Workplace retirement plans have become increasingly complex over the last few decades— but with that complexity also comes more opportunities for companies of any size to offer this valuable benefit to employees.
In the past, any employer that wished to sponsor a defined contribution plan, like a 401(k), adopted its own individual plan, with fairly limited choices. However, now there are multiple options, which is a good thing, but it can also become extremely confusing for small and mid-sized business owners.
Some business owners may think a 401(k) savings plan for themselves, and their employees isn’t right for your business. Regardless, both you and your employees must prepare for eventual retirement, and a qualified retirement plan is a tax-advantaged way to help get you there.
We understand just how time-consuming running a business is, so we’ve put together a guide to help you decide which plan is best for you and your employees.
Did you know?
According to a 2023 report from the U.S. Bureau of Labor Statistics, only 56% of the adult population participates in a workplace retirement plan.1
One Bad Apple Rule
If a sponsor is not complying with even just one of the regulatory and operational requirements of the plan, your business could be subjected to negative tax ramifications.
What is the right plan for you?
If you own a small to mid-sized company, looking into the Pooled Employer Plan (PEP) could be extremely beneficial. PEPs were established through the SECURE Act. Overall, the goal of this part of the SECURE Act is to simplify offering a retirement plan by removing some of the administrative requirements for the individual employer.

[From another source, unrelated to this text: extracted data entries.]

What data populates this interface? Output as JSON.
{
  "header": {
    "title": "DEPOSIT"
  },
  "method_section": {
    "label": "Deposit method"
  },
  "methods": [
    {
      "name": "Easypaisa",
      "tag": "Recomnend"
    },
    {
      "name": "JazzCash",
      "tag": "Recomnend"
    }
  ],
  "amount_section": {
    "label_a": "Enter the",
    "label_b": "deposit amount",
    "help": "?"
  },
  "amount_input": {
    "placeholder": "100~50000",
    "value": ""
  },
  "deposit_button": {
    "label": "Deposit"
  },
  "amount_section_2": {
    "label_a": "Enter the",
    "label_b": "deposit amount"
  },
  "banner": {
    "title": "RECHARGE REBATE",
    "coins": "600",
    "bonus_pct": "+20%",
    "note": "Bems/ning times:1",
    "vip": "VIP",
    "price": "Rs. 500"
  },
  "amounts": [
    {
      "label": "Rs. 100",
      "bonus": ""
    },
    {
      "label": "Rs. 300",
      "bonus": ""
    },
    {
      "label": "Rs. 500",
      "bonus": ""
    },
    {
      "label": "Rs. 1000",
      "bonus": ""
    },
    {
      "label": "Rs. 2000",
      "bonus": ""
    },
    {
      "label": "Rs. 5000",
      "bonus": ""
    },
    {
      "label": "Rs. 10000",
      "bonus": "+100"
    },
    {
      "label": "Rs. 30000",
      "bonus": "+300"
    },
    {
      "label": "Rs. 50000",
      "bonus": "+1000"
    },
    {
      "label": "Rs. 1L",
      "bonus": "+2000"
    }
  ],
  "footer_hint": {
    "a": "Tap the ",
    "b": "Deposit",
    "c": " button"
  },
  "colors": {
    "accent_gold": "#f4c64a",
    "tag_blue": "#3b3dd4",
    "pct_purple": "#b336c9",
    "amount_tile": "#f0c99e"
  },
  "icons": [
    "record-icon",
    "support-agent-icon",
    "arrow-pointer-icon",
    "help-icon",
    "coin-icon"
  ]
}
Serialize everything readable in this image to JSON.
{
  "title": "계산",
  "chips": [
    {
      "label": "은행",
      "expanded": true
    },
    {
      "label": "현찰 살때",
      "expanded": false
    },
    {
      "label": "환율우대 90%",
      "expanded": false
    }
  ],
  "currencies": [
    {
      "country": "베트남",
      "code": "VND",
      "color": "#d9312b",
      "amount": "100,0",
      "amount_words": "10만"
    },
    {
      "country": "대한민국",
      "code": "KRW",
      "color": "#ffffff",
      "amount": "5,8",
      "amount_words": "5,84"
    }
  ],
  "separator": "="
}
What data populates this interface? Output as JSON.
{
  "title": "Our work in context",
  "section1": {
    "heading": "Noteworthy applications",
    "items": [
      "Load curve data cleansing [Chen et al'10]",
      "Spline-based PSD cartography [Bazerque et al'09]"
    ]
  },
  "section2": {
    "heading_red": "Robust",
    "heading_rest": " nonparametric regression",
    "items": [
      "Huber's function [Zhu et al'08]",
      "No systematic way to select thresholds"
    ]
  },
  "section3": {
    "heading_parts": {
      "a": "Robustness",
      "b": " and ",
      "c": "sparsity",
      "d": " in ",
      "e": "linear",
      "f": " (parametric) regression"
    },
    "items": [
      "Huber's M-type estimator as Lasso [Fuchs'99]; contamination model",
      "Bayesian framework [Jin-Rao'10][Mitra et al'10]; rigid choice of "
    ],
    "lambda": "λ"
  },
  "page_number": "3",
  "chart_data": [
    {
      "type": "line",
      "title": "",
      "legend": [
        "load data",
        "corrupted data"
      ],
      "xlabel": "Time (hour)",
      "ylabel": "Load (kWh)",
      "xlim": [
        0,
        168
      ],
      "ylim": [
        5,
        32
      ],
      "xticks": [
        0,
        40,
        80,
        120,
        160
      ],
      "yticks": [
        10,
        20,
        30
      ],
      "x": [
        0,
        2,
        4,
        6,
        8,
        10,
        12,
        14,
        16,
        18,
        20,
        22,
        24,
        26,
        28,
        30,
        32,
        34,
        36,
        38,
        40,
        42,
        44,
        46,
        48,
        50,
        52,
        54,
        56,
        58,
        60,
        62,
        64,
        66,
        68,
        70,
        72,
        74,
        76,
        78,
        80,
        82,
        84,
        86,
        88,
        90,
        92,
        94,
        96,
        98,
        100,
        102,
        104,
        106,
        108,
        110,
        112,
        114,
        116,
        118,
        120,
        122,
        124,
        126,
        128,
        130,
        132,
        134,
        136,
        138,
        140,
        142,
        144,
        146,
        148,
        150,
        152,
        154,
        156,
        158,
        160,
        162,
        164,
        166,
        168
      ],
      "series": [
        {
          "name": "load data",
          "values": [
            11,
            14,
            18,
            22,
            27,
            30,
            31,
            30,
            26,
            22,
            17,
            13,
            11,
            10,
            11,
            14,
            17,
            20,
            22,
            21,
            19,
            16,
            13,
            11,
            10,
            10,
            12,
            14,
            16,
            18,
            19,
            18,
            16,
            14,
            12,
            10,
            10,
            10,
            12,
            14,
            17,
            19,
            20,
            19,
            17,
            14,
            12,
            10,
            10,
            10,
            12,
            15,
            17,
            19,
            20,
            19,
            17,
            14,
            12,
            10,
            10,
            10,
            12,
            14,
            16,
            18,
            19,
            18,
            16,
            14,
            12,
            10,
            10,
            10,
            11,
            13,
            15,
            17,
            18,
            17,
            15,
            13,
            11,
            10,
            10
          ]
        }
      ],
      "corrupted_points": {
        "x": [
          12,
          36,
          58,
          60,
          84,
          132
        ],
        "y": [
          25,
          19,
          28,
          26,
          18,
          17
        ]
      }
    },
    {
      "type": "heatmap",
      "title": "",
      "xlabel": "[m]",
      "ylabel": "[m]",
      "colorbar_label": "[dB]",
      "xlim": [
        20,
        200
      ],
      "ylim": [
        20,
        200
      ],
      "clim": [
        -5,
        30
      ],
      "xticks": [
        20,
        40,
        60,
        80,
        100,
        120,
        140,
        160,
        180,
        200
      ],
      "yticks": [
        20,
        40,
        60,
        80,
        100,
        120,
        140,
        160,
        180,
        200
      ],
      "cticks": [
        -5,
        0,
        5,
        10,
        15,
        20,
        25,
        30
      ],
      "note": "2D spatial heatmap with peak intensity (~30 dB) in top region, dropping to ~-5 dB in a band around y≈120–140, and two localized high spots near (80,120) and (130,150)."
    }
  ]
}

Businesses should strive to be competitive with their benefits to attract and retain talent. The ability to offer a retirement plan option helps your small business stand out amongst other employers, proving your dedication to the financial wellness of your employees.
There are other benefits, as well. The largest takeaway, as noted in the chart above, is the possibility of additional tax credits. Those include:
- Tax credits for establishing new retirement plans
- Tax credits for establishing automatic enrollment plans
For tax years beginning after December 31, 2022, eligible small businesses with 50 people or less can take advantage of a 100% small employer tax credit for qualified start-up costs for new plans. Before the SECURE 2.0 Act was enacted, only employers with less than 100 employees were eligible for a three-year start-up credit of up to 50% of administrative costs.
Navigating the retirement plan landscape as a business owner is difficult. To help you focus on growing your business, we would like to take some of the burden off of you. If you’d like to discuss more about these options, please reach out to one of our advisors.
Facts to Know about Employee Retirement Savings2
Important Things to Know About Secure Act 2.0
The SECURE Act became law on December 20, 2019, and went into effect on January 1, 2021, while the SECURE 2.0 was signed into law on December 29, 2022, and went into effect on January 1, 2023. Under the act:
- Certain plans will be required to include an auto-enrollment feature.
- It is easier for small business owners to set up “safe harbor” retirement plans that are less expensive and easier to administer.
- Many part-time workers will be eligible to participate in an employer retirement plan.
- Non-spouses inheriting IRAs must take distributions that end up emptying the account within 10 years.
- 401(k) plans are allowed to offer annuities.
- Businesses with up to 100 people who sponsor a new plan can receive a tax credit for employer matching or profit-sharing contributions for the first five years of the plan. Employers can treat participating employees’ student loan payments as elective contributions to a 401(k), 403(b), or SIMPLE IRA for purposes of their employer match. This is for plan years beginning in 2024.